Oil production for the 2008 December quarter totalled 77,000 barrels, bringing production for the half year to a total of 184,000 barrels – all of it from Stuart Petroleum’s onshore oil wells in SA’s Cooper/Eromanga Basin. The quarterly output, reflecting disruptions due to rain and mechanical equipment failures, compares to 107,000 barrels in the immediate preceding September quarter and 190,000 barrels for the previous corresponding 2007 December quarter.
Cash income generated for the half year totalled A$38 million, including the previously advised sale of hedges. The average price realised on sales for the half-year was A$96.92 per barrel, a 7.3% decrease on the previous half-year to 30 June, 2008.

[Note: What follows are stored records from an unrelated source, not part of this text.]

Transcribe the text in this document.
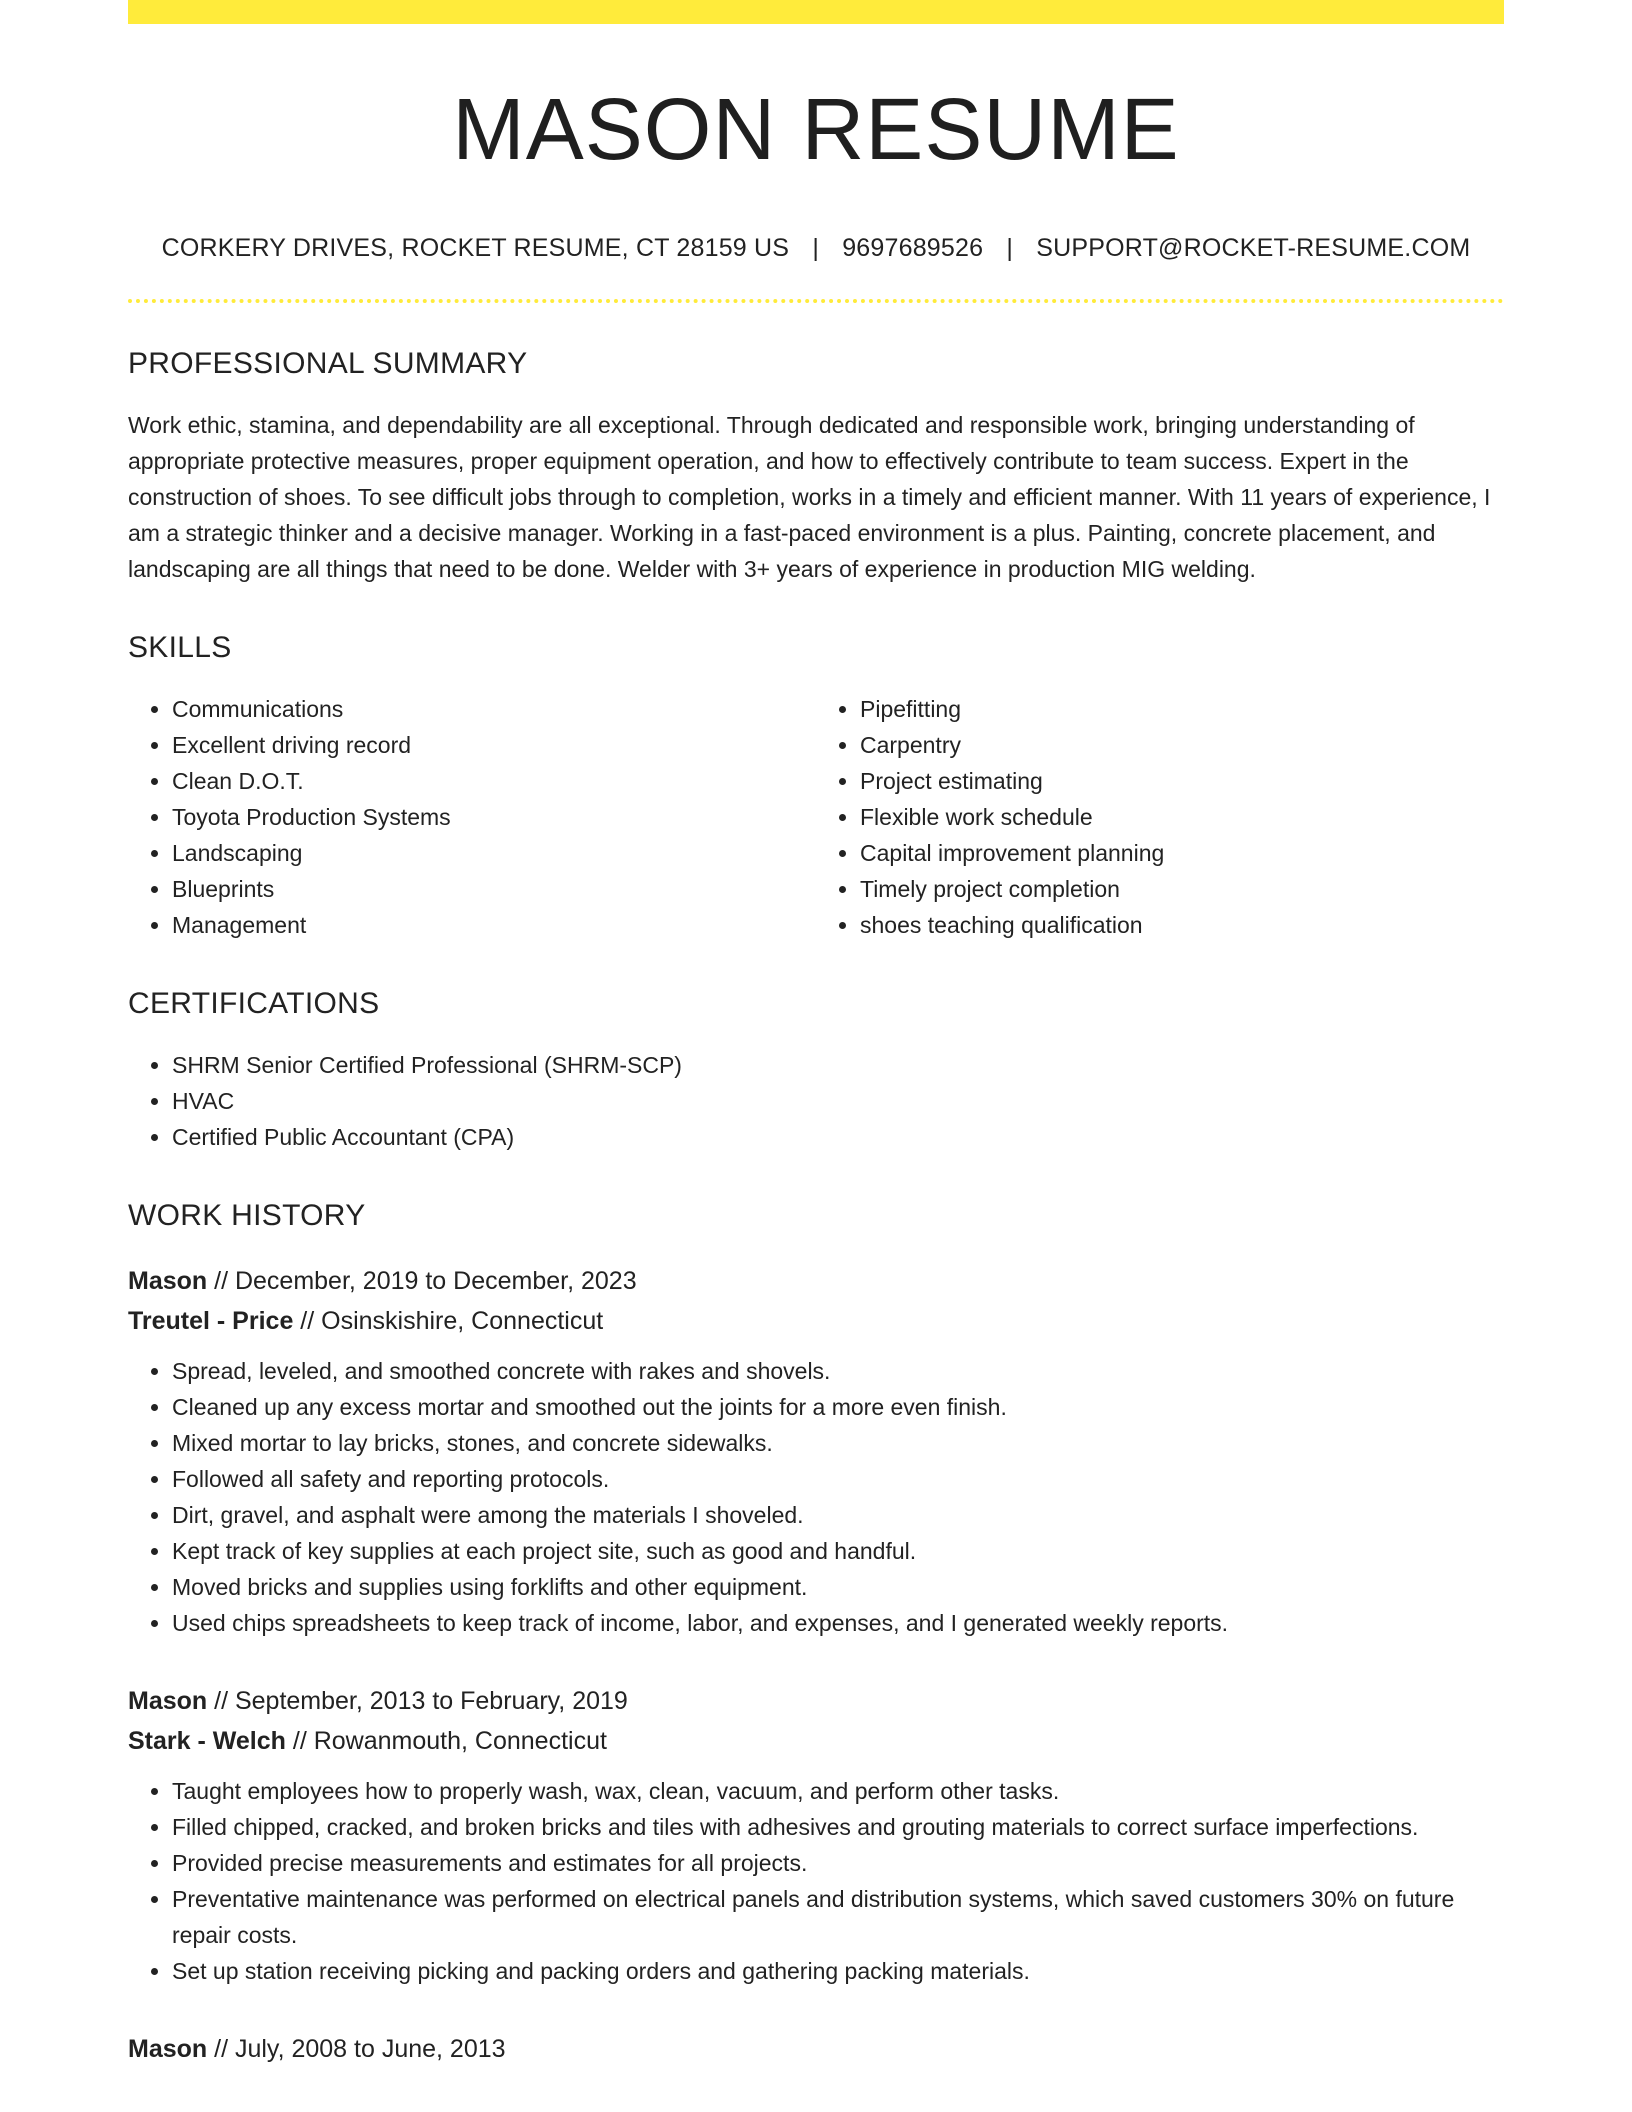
MASON RESUME
CORKERY DRIVES, ROCKET RESUME, CT 28159 US | 9697689526 | SUPPORT@ROCKET-RESUME.COM
PROFESSIONAL SUMMARY

Work ethic, stamina, and dependability are all exceptional. Through dedicated and responsible work, bringing understanding of appropriate protective measures, proper equipment operation, and how to effectively contribute to team success. Expert in the construction of shoes. To see difficult jobs through to completion, works in a timely and efficient manner. With 11 years of experience, I am a strategic thinker and a decisive manager. Working in a fast-paced environment is a plus. Painting, concrete placement, and landscaping are all things that need to be done. Welder with 3+ years of experience in production MIG welding.

SKILLS
• Communications
• Excellent driving record
• Clean D.O.T.
• Toyota Production Systems
• Landscaping
• Blueprints
• Management
• Pipefitting
• Carpentry
• Project estimating
• Flexible work schedule
• Capital improvement planning
• Timely project completion
• shoes teaching qualification
CERTIFICATIONS
• SHRM Senior Certified Professional (SHRM-SCP)
• HVAC
• Certified Public Accountant (CPA)
WORK HISTORY
Mason // December, 2019 to December, 2023
Treutel - Price // Osinskishire, Connecticut
• Spread, leveled, and smoothed concrete with rakes and shovels.
• Cleaned up any excess mortar and smoothed out the joints for a more even finish.
• Mixed mortar to lay bricks, stones, and concrete sidewalks.
• Followed all safety and reporting protocols.
• Dirt, gravel, and asphalt were among the materials I shoveled.
• Kept track of key supplies at each project site, such as good and handful.
• Moved bricks and supplies using forklifts and other equipment.
• Used chips spreadsheets to keep track of income, labor, and expenses, and I generated weekly reports.
Mason // September, 2013 to February, 2019
Stark - Welch // Rowanmouth, Connecticut
• Taught employees how to properly wash, wax, clean, vacuum, and perform other tasks.
• Filled chipped, cracked, and broken bricks and tiles with adhesives and grouting materials to correct surface imperfections.
• Provided precise measurements and estimates for all projects.
• Preventative maintenance was performed on electrical panels and distribution systems, which saved customers 30% on future repair costs.
• Set up station receiving picking and packing orders and gathering packing materials.
Mason // July, 2008 to June, 2013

While oil prices declined over the latest quarterly period, Stuart’s current hedge position will ensure the Company receives an average price of more than A$100 per barrel on 107,000 barrels of hedged production for the remainder of 2008-2009 – this robust cashflow enabling the Company to maintain its growth objectives.

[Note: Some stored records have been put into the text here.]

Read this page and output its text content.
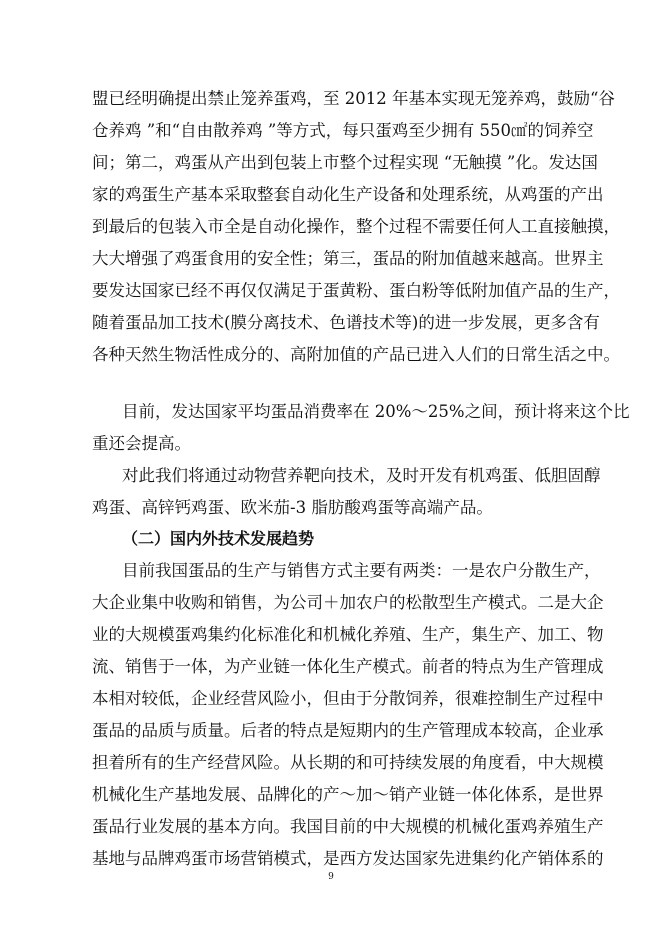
盟已经明确提出禁止笼养蛋鸡，至 2012 年基本实现无笼养鸡，鼓励“谷
仓养鸡 ”和“自由散养鸡 ”等方式，每只蛋鸡至少拥有 550㎠的饲养空
间；第二，鸡蛋从产出到包装上市整个过程实现 “无触摸 ”化。发达国
家的鸡蛋生产基本采取整套自动化生产设备和处理系统，从鸡蛋的产出
到最后的包装入市全是自动化操作，整个过程不需要任何人工直接触摸，
大大增强了鸡蛋食用的安全性；第三，蛋品的附加值越来越高。世界主
要发达国家已经不再仅仅满足于蛋黄粉、蛋白粉等低附加值产品的生产，
随着蛋品加工技术(膜分离技术、色谱技术等)的进一步发展，更多含有
各种天然生物活性成分的、高附加值的产品已进入人们的日常生活之中。
目前，发达国家平均蛋品消费率在 20%～25%之间，预计将来这个比
重还会提高。
对此我们将通过动物营养靶向技术，及时开发有机鸡蛋、低胆固醇
鸡蛋、高锌钙鸡蛋、欧米茄-3 脂肪酸鸡蛋等高端产品。
（二）国内外技术发展趋势
目前我国蛋品的生产与销售方式主要有两类：一是农户分散生产，
大企业集中收购和销售，为公司＋加农户的松散型生产模式。二是大企
业的大规模蛋鸡集约化标准化和机械化养殖、生产，集生产、加工、物
流、销售于一体，为产业链一体化生产模式。前者的特点为生产管理成
本相对较低，企业经营风险小，但由于分散饲养，很难控制生产过程中
蛋品的品质与质量。后者的特点是短期内的生产管理成本较高，企业承
担着所有的生产经营风险。从长期的和可持续发展的角度看，中大规模
机械化生产基地发展、品牌化的产～加～销产业链一体化体系，是世界
蛋品行业发展的基本方向。我国目前的中大规模的机械化蛋鸡养殖生产
基地与品牌鸡蛋市场营销模式，是西方发达国家先进集约化产销体系的
9
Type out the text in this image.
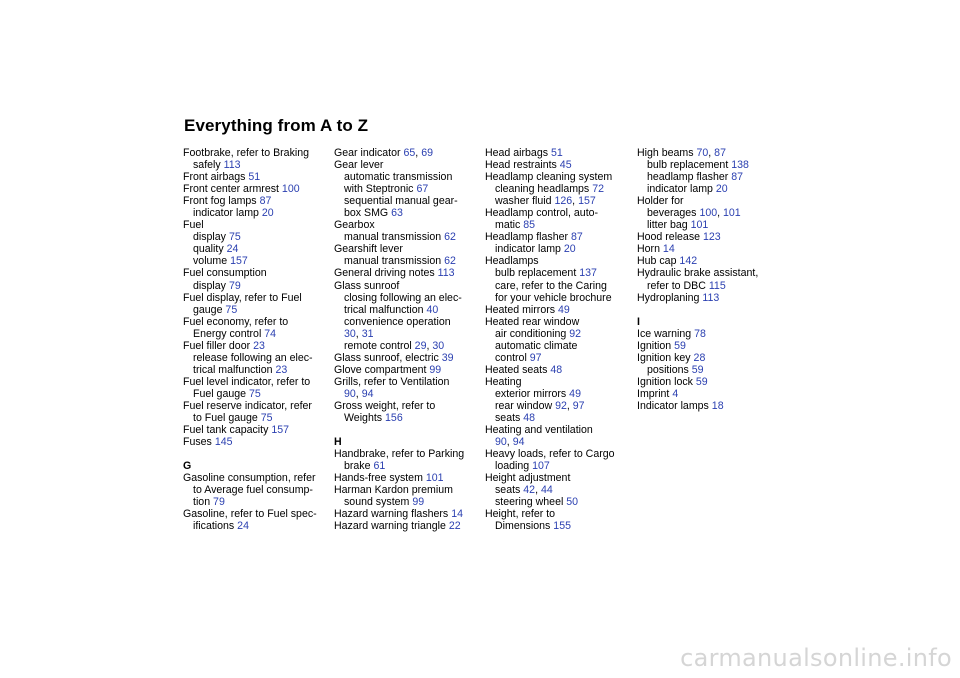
Everything from A to Z
Footbrake, refer to Braking
safely 113
Front airbags 51
Front center armrest 100
Front fog lamps 87
indicator lamp 20
Fuel
display 75
quality 24
volume 157
Fuel consumption
display 79
Fuel display, refer to Fuel
gauge 75
Fuel economy, refer to
Energy control 74
Fuel filler door 23
release following an elec-
trical malfunction 23
Fuel level indicator, refer to
Fuel gauge 75
Fuel reserve indicator, refer
to Fuel gauge 75
Fuel tank capacity 157
Fuses 145
G
Gasoline consumption, refer
to Average fuel consump-
tion 79
Gasoline, refer to Fuel spec-
ifications 24
Gear indicator 65, 69
Gear lever
automatic transmission
with Steptronic 67
sequential manual gear-
box SMG 63
Gearbox
manual transmission 62
Gearshift lever
manual transmission 62
General driving notes 113
Glass sunroof
closing following an elec-
trical malfunction 40
convenience operation
30, 31
remote control 29, 30
Glass sunroof, electric 39
Glove compartment 99
Grills, refer to Ventilation
90, 94
Gross weight, refer to
Weights 156
H
Handbrake, refer to Parking
brake 61
Hands-free system 101
Harman Kardon premium
sound system 99
Hazard warning flashers 14
Hazard warning triangle 22
Head airbags 51
Head restraints 45
Headlamp cleaning system
cleaning headlamps 72
washer fluid 126, 157
Headlamp control, auto-
matic 85
Headlamp flasher 87
indicator lamp 20
Headlamps
bulb replacement 137
care, refer to the Caring
for your vehicle brochure
Heated mirrors 49
Heated rear window
air conditioning 92
automatic climate
control 97
Heated seats 48
Heating
exterior mirrors 49
rear window 92, 97
seats 48
Heating and ventilation
90, 94
Heavy loads, refer to Cargo
loading 107
Height adjustment
seats 42, 44
steering wheel 50
Height, refer to
Dimensions 155
High beams 70, 87
bulb replacement 138
headlamp flasher 87
indicator lamp 20
Holder for
beverages 100, 101
litter bag 101
Hood release 123
Horn 14
Hub cap 142
Hydraulic brake assistant,
refer to DBC 115
Hydroplaning 113
I
Ice warning 78
Ignition 59
Ignition key 28
positions 59
Ignition lock 59
Imprint 4
Indicator lamps 18
carmanualsonline.info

A total of A$2 million from Cooper Basin cashflow has now been allocated to complete the necessary studies and approvals, leading to the commencement, (by the end of 2009), of construction of Stage 1 of the Port Bonython Fuels project. Located in SA’s Upper Spencer Gulf, the deep water fuel distribution port is an 85:15 joint venture between Stuart and the Scott Group of Companies. The project, which proposes an initial throughput of around 500 million litres of diesel fuel per annum, has generated significant interest in the South Australian marketplace, particularly from mineral producers.

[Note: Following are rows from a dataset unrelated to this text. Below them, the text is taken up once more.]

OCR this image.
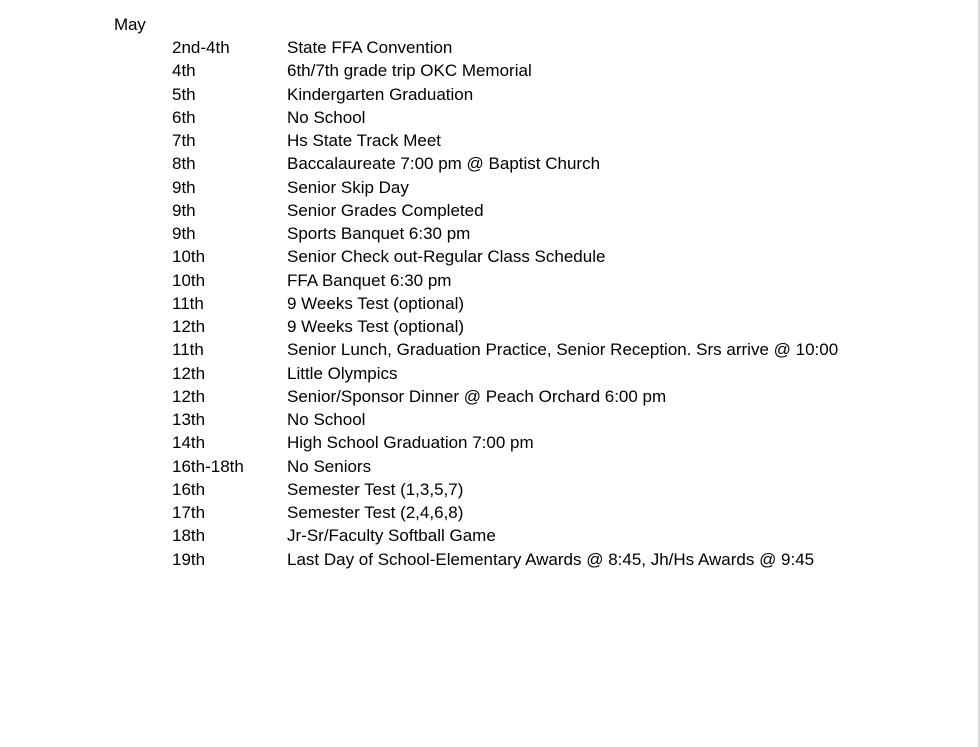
May
2nd-4th	State FFA Convention
4th	6th/7th grade trip OKC Memorial
5th	Kindergarten Graduation
6th	No School
7th	Hs State Track Meet
8th	Baccalaureate 7:00 pm @ Baptist Church
9th	Senior Skip Day
9th	Senior Grades Completed
9th	Sports Banquet 6:30 pm
10th	Senior Check out-Regular Class Schedule
10th	FFA Banquet 6:30 pm
11th	9 Weeks Test (optional)
12th	9 Weeks Test (optional)
11th	Senior Lunch, Graduation Practice, Senior Reception. Srs arrive @ 10:00
12th	Little Olympics
12th	Senior/Sponsor Dinner @ Peach Orchard 6:00 pm
13th	No School
14th	High School Graduation 7:00 pm
16th-18th	No Seniors
16th	Semester Test (1,3,5,7)
17th	Semester Test (2,4,6,8)
18th	Jr-Sr/Faculty Softball Game
19th	Last Day of School-Elementary Awards @ 8:45, Jh/Hs Awards @ 9:45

Stuart’s 2009 exploration impetus will include ongoing development studies for the Company’s 50% equity interest in the offshore Timor Sea permit, AC/P33, which contains the highly prospective Oliver oil field, with potential recoverable oil and condensate volumes of 19.2 million or a volume net to Stuart of 9.6 million barrels. These development studies which include reprocessing of 3D seismic data to provide a more detailed evaluation of the Oliver structure size, aim to select the location of an appraisal well to be drilled late this year or early in 2010.
Stuart’s net debt position at 31 December, 2008, reduced, as forecast, to A$12 million. The Company will incur an after tax loss (un-audited) of some A$26 million for the half-year, after expensing A$41.5 million of pre-tax exploration which includes the previously advised cost to drill the unsuccessful offshore Bazzard-1 well in Bass Strait, and impairment writedowns of Cooper Basin assets brought about by lower oil prices. Audited results for the halfyear will be released on or about 25 February 2009.